How consequential was Geno’s talk? I don’t know. Julio’s an incredibly mature guy, and he probably would have calmed himself down regardless. And Julio deserves the credit for winning the game—he was the best hitter, responsible in part for all three runs. But it’s the kind of leadership I just go ga-ga for. So Suárez gets today’s Sun Hat Award, even as he snapped his RBI streak on an 0-for-3 day (though he did reach on a walk).

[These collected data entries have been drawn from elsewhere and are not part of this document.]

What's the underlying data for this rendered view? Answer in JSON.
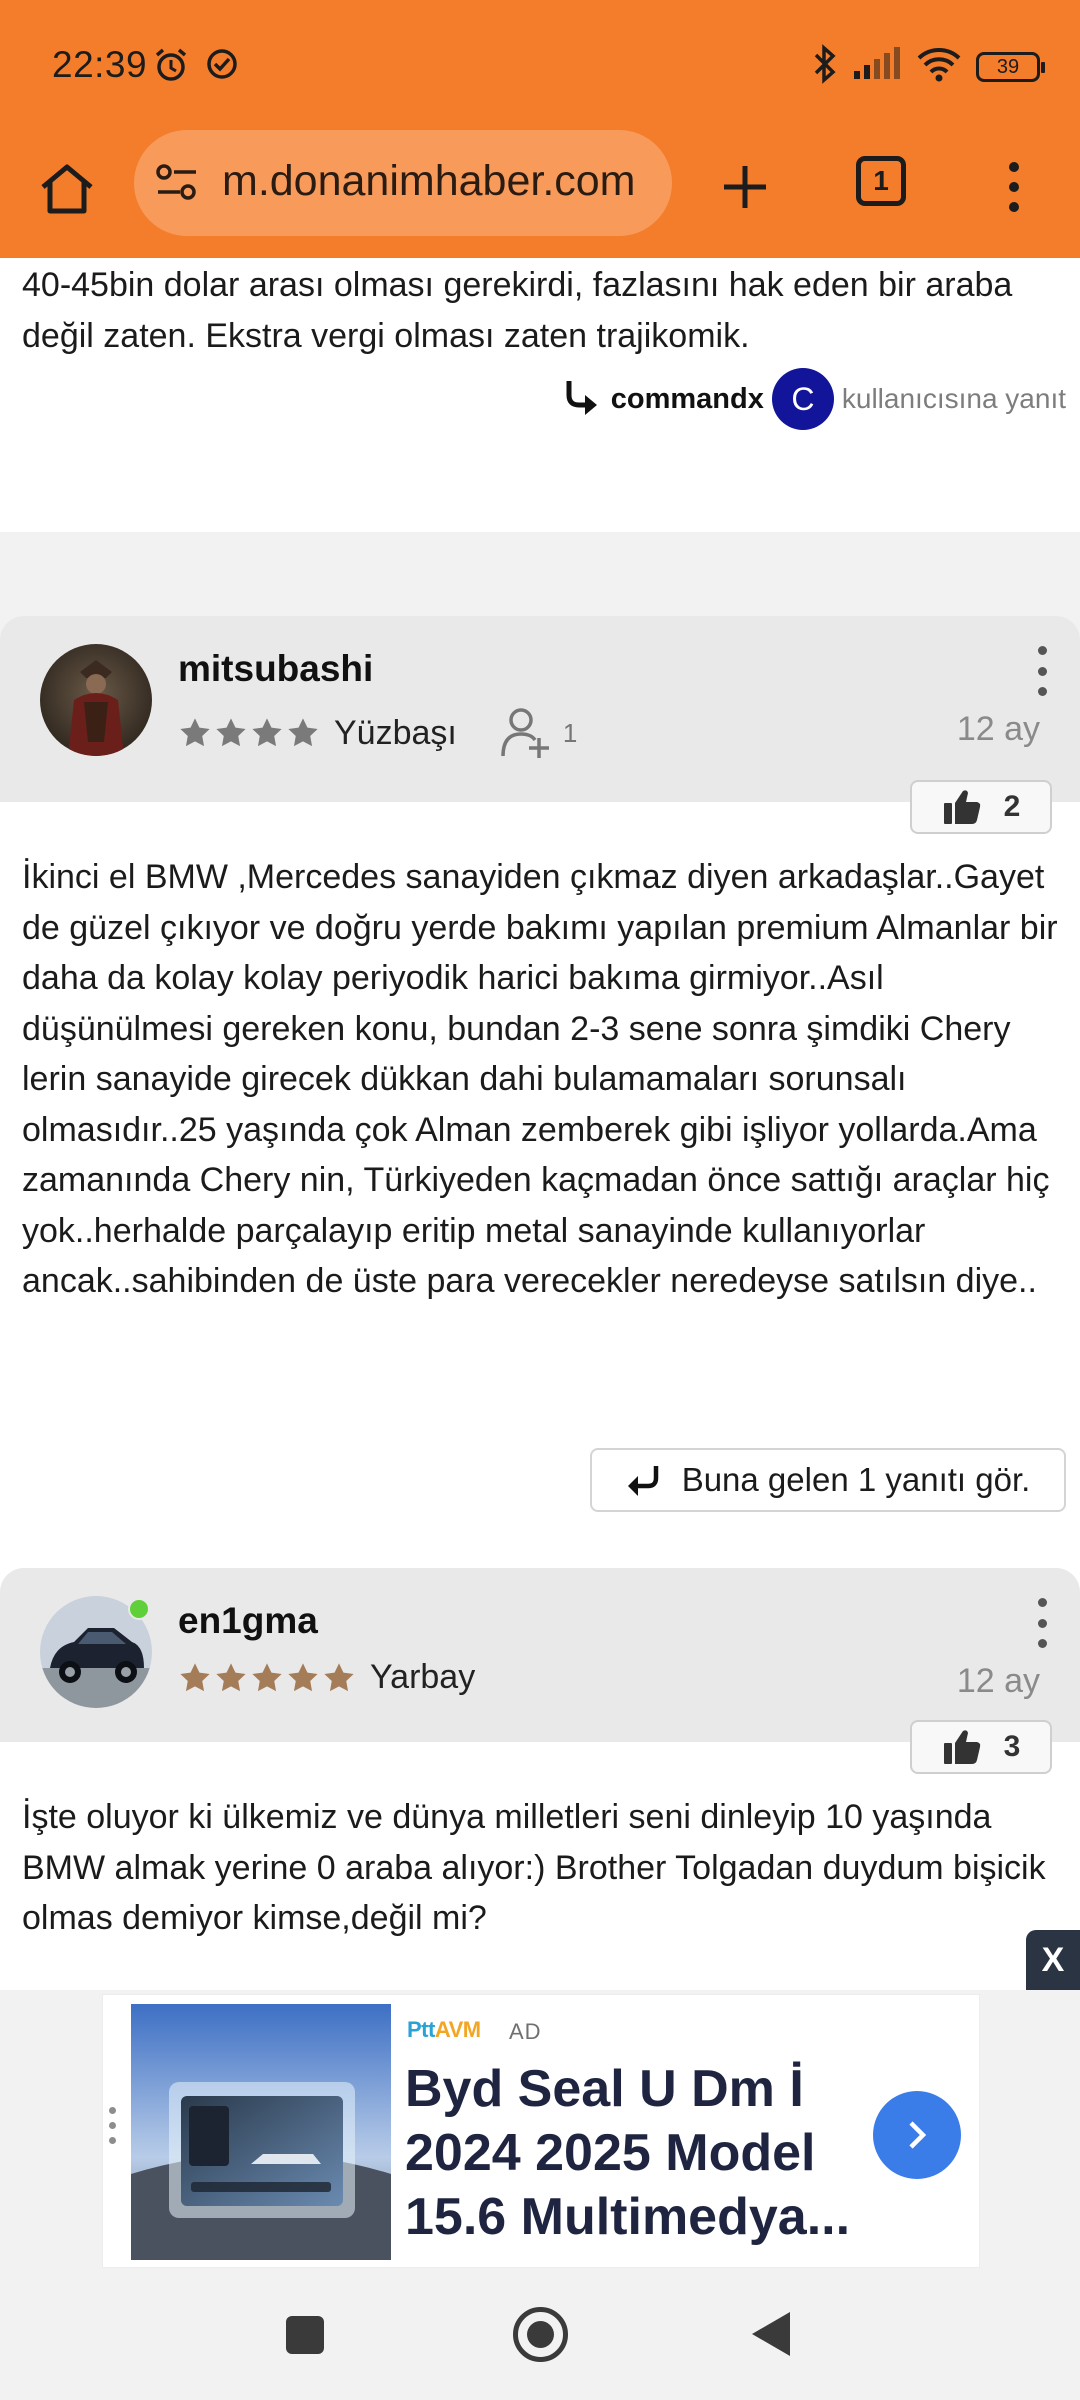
{
  "status_bar": {
    "time": "22:39",
    "left_icons": [
      "alarm-icon",
      "check-circle-icon"
    ],
    "right_icons": [
      "bluetooth-icon",
      "signal-icon",
      "wifi-icon",
      "battery-icon"
    ],
    "battery_level": "39"
  },
  "browser": {
    "url": "m.donanimhaber.com",
    "tab_count": "1",
    "theme_color": "#f47d2b"
  },
  "prev_post": {
    "text": "40-45bin dolar arası olması gerekirdi, fazlasını hak eden bir araba değil zaten. Ekstra vergi olması zaten trajikomik.",
    "reply_to_user": "commandx",
    "reply_to_avatar_letter": "C",
    "reply_suffix": "kullanıcısına yanıt"
  },
  "posts": [
    {
      "username": "mitsubashi",
      "rank": "Yüzbaşı",
      "stars": 4,
      "followers": "1",
      "age": "12 ay",
      "likes": "2",
      "text": "İkinci el BMW ,Mercedes sanayiden çıkmaz diyen arkadaşlar..Gayet de güzel çıkıyor ve doğru yerde bakımı yapılan premium Almanlar bir daha da kolay kolay periyodik harici bakıma girmiyor..Asıl düşünülmesi gereken konu, bundan 2-3 sene sonra şimdiki Chery lerin sanayide girecek dükkan dahi bulamamaları sorunsalı olmasıdır..25 yaşında çok Alman zemberek gibi işliyor yollarda.Ama zamanında Chery nin, Türkiyeden kaçmadan önce sattığı araçlar hiç yok..herhalde parçalayıp eritip metal sanayinde kullanıyorlar ancak..sahibinden de üste para verecekler neredeyse satılsın diye..",
      "see_replies": "Buna gelen 1 yanıtı gör."
    },
    {
      "username": "en1gma",
      "rank": "Yarbay",
      "stars": 5,
      "online": true,
      "age": "12 ay",
      "likes": "3",
      "text": "İşte oluyor ki ülkemiz ve dünya milletleri seni dinleyip 10 yaşında BMW almak yerine 0 araba alıyor:) Brother Tolgadan duydum bişicik olmas demiyor kimse,değil mi?"
    }
  ],
  "ad": {
    "close_label": "X",
    "brand_a": "Ptt",
    "brand_b": "AVM",
    "tag": "AD",
    "title": "Byd Seal U Dm İ 2024 2025 Model 15.6 Multimedya..."
  },
  "nav_bar": {
    "buttons": [
      "recent-apps-icon",
      "home-icon",
      "back-icon"
    ]
  }
}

The WPA leader, however, was on the other side of the ball, as George Kirby had the good fastball tonight. Averaging more than a mile per hour faster than usual, he used it to rack up 9 of his 15 whiffs. And together with his slider and curveball, our edgelord had the ball dancing around the shadow zone so much that I got bored with the broadcast’s graphic of it.
True enough, the Angels do not make the most intimidating lineup, but Kirby was excellent nonetheless, giving up just one run and ending his night with back-to-back strikeouts of Shohei Ohtani and CJ Cron. By completing seven frames, he forced the Angels’ bullpen to cover two more innings than the Mariners’ for the third game in a row. Over the first three games of the series, Anaheim’s relievers have now thrown 254 pitches to Seattle’s 130. That bodes well for tomorrow.
Like any good game, the tension lasted to the very end, with Hunter Renfroe putting up the most impressive at-bat against Matt Brash I’ve seen. After covering 100 on the inside and 92-mph sliders on the outside corner, he finally singled on the 10th pitch, which, by the way, was clocked at 101. But J.P. Crawford bailed Matt Brash out with his second Gold-Glove-caliber play of the night.
Andrés Muñoz started the ninth with a quick two outs, including striking out Shohei. But then he let the Angels get within one and loaded the bases. Yikes. Mercifully, a mound visit was all it took for him to get it back under control and earn the save.
Having now won eight of their last ten series, FanGraphs thinks this victory puts the Mariners’ playoff odds over 25% for the first time since May.
But maybe, just maybe, it’s more satisfing that the Anaheim Angels have now lost five games in a row. The same Angels who just a week ago traded away every prospect worth anything. It was a sign of desperation from a franchise on its last guaranteed year with the Ohtani-Trout duo, having had a losing record in each of the other five seasons.
Now look, I’m a little disinclined to roast the Angels because I don’t like punching down. I don’t want to roast the Angels because I know what it feels like to have the longest playoff drought in MLB. I’m heistant to roast because I’ve seen a team waste a generationally talented player (though never two at once). And I’d feel bad roasting the Angels because it’s sad to watch a team that sees itself as a contender have to roll out a lineup featuring three hitters who played for the 2023 Colorado Rockies.
And of course there’s the horrible risk that they somehow defy the odds and make me look foolish. But what can I say? I’m used to that; I root for the Mariners.
So at the end of the day, the better something-or-others of my nature just aren’t speaking to me. Not after Deadgar Weekend and Lolla-Blue-Za and Jered Weaver and Andrew Wantz. The fact is that the Tomato Men are bad. And thus, here I am, quoting scripture: There goes a would-be American dynasty.
I had a marvelous time ruining everything.